[BreachExchange] The Widening Data Breach Standing Split: Fourth Circuit Finds No Standing From Increased Risk of Future Identity Theft

Audrey McNeil audrey at riskbasedsecurity.com
Mon Apr 10 18:38:39 EDT 2017


http://www.lexology.com/library/detail.aspx?g=aaaf2853-09c0-4ec4-b058-
8f8e277270bb

The U.S. Court of Appeals for the Fourth Circuit has added to the growing
circuit split on standing in data breach cases in Beck v. McDonald, No.
15-1395 (Feb. 6, 2017). The circuit split now divides at least six federal
courts of appeal regarding what data-breach victims must show to establish
an “injury-in-fact” under Article III. The Fourth Circuit held that merely
having your personal data stolen — and the alleged corresponding increased
risk of future theft—is insufficient to satisfy Article III’s
injury-in-fact requirement.

The case involved two different lawsuits, which were combined for
consideration by the Fourth Circuit. The first lawsuit was brought by
Richard Beck and others, whose personal information was stolen when a
laptop computer vanished from a Veterans Affairs hospital in South
Carolina.
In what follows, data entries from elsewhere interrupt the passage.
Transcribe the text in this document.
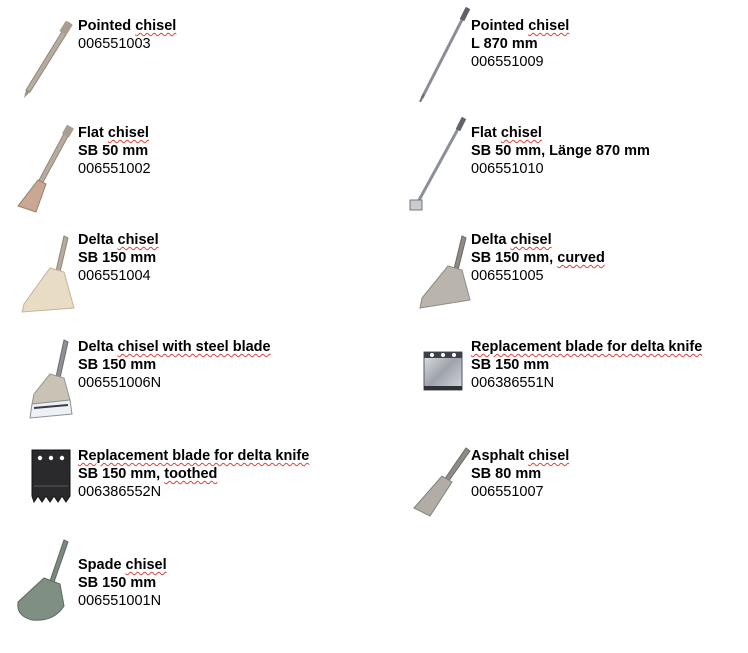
Pointed chisel
006551003
Pointed chisel
L 870 mm
006551009
Flat chisel
SB 50 mm
006551002
Flat chisel
SB 50 mm, Länge 870 mm
006551010
Delta chisel
SB 150 mm
006551004
Delta chisel
SB 150 mm, curved
006551005
Delta chisel with steel blade
SB 150 mm
006551006N
Replacement blade for delta knife
SB 150 mm
006386551N
Replacement blade for delta knife
SB 150 mm, toothed
006386552N
Asphalt chisel
SB 80 mm
006551007
Spade chisel
SB 150 mm
006551001N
The second lawsuit related to four boxes of pathology reports
containing personal information, which were stolen from the same hospital.
These pathology reports also contained personal information. In both cases,
the hospital informed potential victims that their personal information had
been stolen and offered one year of credit monitoring.

The Fourth Circuit was tasked with deciding when a potential injury—such as
the supposed risk that thieves will forge documents or run-up unauthorized
charges—becomes an injury-in-fact sufficient to satisfy Article III’s
standing requirement. The court focused its analysis on the Supreme Court’s
decision in Clapper v. Amnesty International USA and held that the “chain
of possibilities” that could connect the data theft to personal injury was
too “attenuated” based on the allegations in the lawsuits. Beck, No.
15-1395, at 20. The court explained that it would have to assume that the
thief stole the computer or records in order to obtain the personal
information contained in them. Id. And, it would have to further assume
that the thief would steal the named plaintiffs’ particular data from the
vast trove available to them. Id. The court refused to make these
assumptions, despite the fact that the plaintiffs introduced some data
showing that they were at a generally increased risk of future theft. Id.
at 21-22. Critically, and in contrast to the Seventh Circuit, the court
refused to “infer a substantial risk of harm of future identity theft from
an organization’s offer to provide free credit monitoring services to
affected individuals.” Id. at 22.

Perhaps softening the circuit split recognized by the panel, see id. at
16-17, the court noted differences between the Beck lawsuits and other
cases in which federal courts of appeals found that plaintiffs had alleged
an injury-in-fact following a data breach. The plaintiffs did not allege
that thieves had “intentionally targeted the personal information
compromised in the data breaches,” or that any named plaintiff’s personal
information had been “misuse[d] or access[ed] . . . by the thief.” Id. at
18. One named plaintiff in the Beck lawsuit did allege that three
unauthorized credit card charges had appeared on her account, but she
failed to attribute those unauthorized charges to the data breach. Id. at
19 n.6. In fact, the court doubted the plaintiff could connect the two
since “the data on the stolen laptop did not contain any credit card or
bank account information.” Id. The court also rejected the plaintiffs’
attempt to use their own expenditures on future credit monitoring services
to create an injury-in-fact. The court stated that such “self-imposed harms
cannot confer standing.” Id. at 23.

Further cases that could impact this split are pending before the Second
Circuit and the D.C. Circuit, and so this issue seems to be one that
inevitably will need to addressed by the Supreme Court. Until then, the
class actions may be filed more often in those circuits that have been more
lenient in finding potential harms from data breaches.